The lives of those Johnson examines are simply ravaged by dysfunctionality, immorality, and egocentrism. Addictive lifestyles, sexual promiscuity that would make most sailors blush, greed, conflict with family, friends, and peers, anger, wastefulness of money leading to massive debt, and a general disinterest in the lives of anyone but themselves, were characteristic of each and every individual. People proposing to know what was best for humanity, for the common man, knew nothing of the common man’s life and showed almost no real concern for actual people.
The classification of intellectuals as a category of people really didn’t come about until the expansion of enlightenment thought. Since the Enlightenment exalted reason as the path to truth and ultimately to a better world, those who displayed the ability to reason on a superior level became the natural guides, the priests if you will, for mankind on the journey toward that future. Reason was to serve the betterment and the benefit of humanity. Johnson assumes that if one is to believe it be so, it would also seem consistent for the lives of those endowed with great rational intellect to reflect a life of superior quality and benefit. Simply put, if reason is the answer to a better life for mankind, it should also be the answer for a better life for the intellectuals who, at least supposedly, are already enlightened by such reason.
And yet, as Johnson displays, this certainly doesn’t appear to be the case. If everyone lived the lives that they did the world would be a greater disaster than it may already appear to be. What is even more unfortunate is that their moral and political philosophies (primarily shaped by their own shortcomings and personal issues and concerns), were in large part, devastating for the rest of humanity as reflected in the 20th century.
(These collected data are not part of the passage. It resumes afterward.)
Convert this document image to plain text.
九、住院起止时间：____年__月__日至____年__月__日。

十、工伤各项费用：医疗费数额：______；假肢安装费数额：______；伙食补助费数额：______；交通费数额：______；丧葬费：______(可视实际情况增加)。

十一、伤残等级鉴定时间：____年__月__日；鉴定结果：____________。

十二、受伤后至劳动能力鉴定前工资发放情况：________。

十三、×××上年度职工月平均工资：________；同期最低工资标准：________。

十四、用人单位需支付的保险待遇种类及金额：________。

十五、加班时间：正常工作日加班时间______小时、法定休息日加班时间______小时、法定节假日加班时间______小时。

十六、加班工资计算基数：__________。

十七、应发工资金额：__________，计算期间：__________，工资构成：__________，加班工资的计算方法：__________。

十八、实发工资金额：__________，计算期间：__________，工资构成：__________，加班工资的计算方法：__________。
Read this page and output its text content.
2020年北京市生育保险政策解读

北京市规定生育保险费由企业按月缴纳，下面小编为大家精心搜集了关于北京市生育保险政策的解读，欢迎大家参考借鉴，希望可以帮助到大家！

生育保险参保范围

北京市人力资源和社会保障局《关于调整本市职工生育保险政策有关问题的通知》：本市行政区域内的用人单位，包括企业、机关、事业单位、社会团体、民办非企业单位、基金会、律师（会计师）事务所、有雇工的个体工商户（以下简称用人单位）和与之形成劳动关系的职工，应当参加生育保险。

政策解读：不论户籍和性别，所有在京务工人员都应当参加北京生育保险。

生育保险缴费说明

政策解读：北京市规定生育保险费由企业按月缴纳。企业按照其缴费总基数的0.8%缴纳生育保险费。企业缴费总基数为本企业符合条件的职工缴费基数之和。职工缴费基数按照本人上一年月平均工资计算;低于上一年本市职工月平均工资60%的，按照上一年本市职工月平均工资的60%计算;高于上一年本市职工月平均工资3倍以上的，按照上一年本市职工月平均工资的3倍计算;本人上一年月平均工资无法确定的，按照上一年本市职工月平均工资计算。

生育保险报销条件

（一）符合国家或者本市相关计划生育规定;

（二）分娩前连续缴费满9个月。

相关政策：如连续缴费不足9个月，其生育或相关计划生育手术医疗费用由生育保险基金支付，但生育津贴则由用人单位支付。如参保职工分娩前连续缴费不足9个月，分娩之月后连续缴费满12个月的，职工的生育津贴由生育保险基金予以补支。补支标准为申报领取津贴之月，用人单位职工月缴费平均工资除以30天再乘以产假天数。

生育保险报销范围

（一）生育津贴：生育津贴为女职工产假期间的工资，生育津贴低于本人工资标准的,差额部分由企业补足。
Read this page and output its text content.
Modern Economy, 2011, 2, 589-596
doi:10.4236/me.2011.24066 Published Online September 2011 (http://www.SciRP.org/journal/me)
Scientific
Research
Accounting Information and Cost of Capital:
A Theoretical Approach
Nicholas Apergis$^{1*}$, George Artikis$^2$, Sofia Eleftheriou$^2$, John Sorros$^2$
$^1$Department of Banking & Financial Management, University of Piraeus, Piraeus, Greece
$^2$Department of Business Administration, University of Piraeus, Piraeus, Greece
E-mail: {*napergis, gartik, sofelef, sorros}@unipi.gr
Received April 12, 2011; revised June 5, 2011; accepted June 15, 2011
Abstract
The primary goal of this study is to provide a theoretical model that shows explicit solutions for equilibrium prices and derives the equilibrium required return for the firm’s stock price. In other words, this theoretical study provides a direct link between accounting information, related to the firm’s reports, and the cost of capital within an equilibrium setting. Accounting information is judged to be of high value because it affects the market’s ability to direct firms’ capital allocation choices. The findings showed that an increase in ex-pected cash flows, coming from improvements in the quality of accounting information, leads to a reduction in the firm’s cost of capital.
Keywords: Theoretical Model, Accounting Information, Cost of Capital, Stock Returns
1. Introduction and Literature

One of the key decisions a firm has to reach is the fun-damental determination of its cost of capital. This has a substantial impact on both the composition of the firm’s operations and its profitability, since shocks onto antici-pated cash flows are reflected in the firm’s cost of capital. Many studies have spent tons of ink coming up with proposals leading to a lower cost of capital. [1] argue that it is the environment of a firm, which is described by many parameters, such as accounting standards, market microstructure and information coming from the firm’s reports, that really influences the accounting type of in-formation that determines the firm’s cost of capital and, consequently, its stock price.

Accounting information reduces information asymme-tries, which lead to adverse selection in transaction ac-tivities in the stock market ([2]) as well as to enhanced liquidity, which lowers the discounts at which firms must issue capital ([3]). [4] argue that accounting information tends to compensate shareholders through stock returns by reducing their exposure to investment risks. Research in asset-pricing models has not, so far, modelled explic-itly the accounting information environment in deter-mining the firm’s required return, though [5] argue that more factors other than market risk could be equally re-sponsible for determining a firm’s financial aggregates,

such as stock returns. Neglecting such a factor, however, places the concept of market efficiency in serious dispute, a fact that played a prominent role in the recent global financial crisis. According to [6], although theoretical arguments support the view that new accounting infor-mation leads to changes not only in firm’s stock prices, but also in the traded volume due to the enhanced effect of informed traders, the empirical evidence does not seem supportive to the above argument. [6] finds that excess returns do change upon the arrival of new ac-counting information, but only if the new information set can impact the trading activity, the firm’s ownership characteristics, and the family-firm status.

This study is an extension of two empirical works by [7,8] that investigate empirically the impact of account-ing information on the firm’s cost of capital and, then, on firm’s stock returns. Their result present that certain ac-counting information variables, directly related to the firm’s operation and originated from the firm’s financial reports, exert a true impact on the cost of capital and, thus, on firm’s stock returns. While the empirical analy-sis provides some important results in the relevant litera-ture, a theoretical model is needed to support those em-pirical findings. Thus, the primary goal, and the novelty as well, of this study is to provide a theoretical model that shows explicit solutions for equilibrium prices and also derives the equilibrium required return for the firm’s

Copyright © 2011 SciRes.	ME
Johnson concludes that he would rather trust twelve average people off the street on moral and political philosophy than twelve intellectuals. What they would propose would probably be better for mankind than the narrow-minded absurdities propounded by leading intellectuals. Whether one agrees with his conclusion or not, he makes what I believe to be a valid and important observation about the usefulness of that which has been taught by the intellegentsia, the high priests of reason, over the last two to three hundred years. If their own lives cannot reflect the benefit of their philosophies, why should they carry weight with the rest of us?
I found myself greatly refreshed and energized by the powerful nature of the Christian gospel after reading Johnson’s book. It reminded me that reason can’t make anyone more moral. And it can’t because it can’t change the human heart. Jesus continues to prove Himself a better judge of the human condition and predicament than any intellectual figure of the past three hundred years, or all of human history for that matter. His call for rebirth and a transformed inner man continues to prove itself to be the necessary solution to this predicament. The power and truthfulness of the gospel pierces through the darkness of worldly philosophies.
Finally, I am reminded of the importance of the transformed life for those of us that are followers of Jesus. If the world cannot see the benefit of Jesus’ teaching in my own life then why should they embrace it either? If Jesus is the source of abundant life, as He claimed, let us display to a searching world the pleasure and benefit of a Christ-enthralled, Christ exalting life.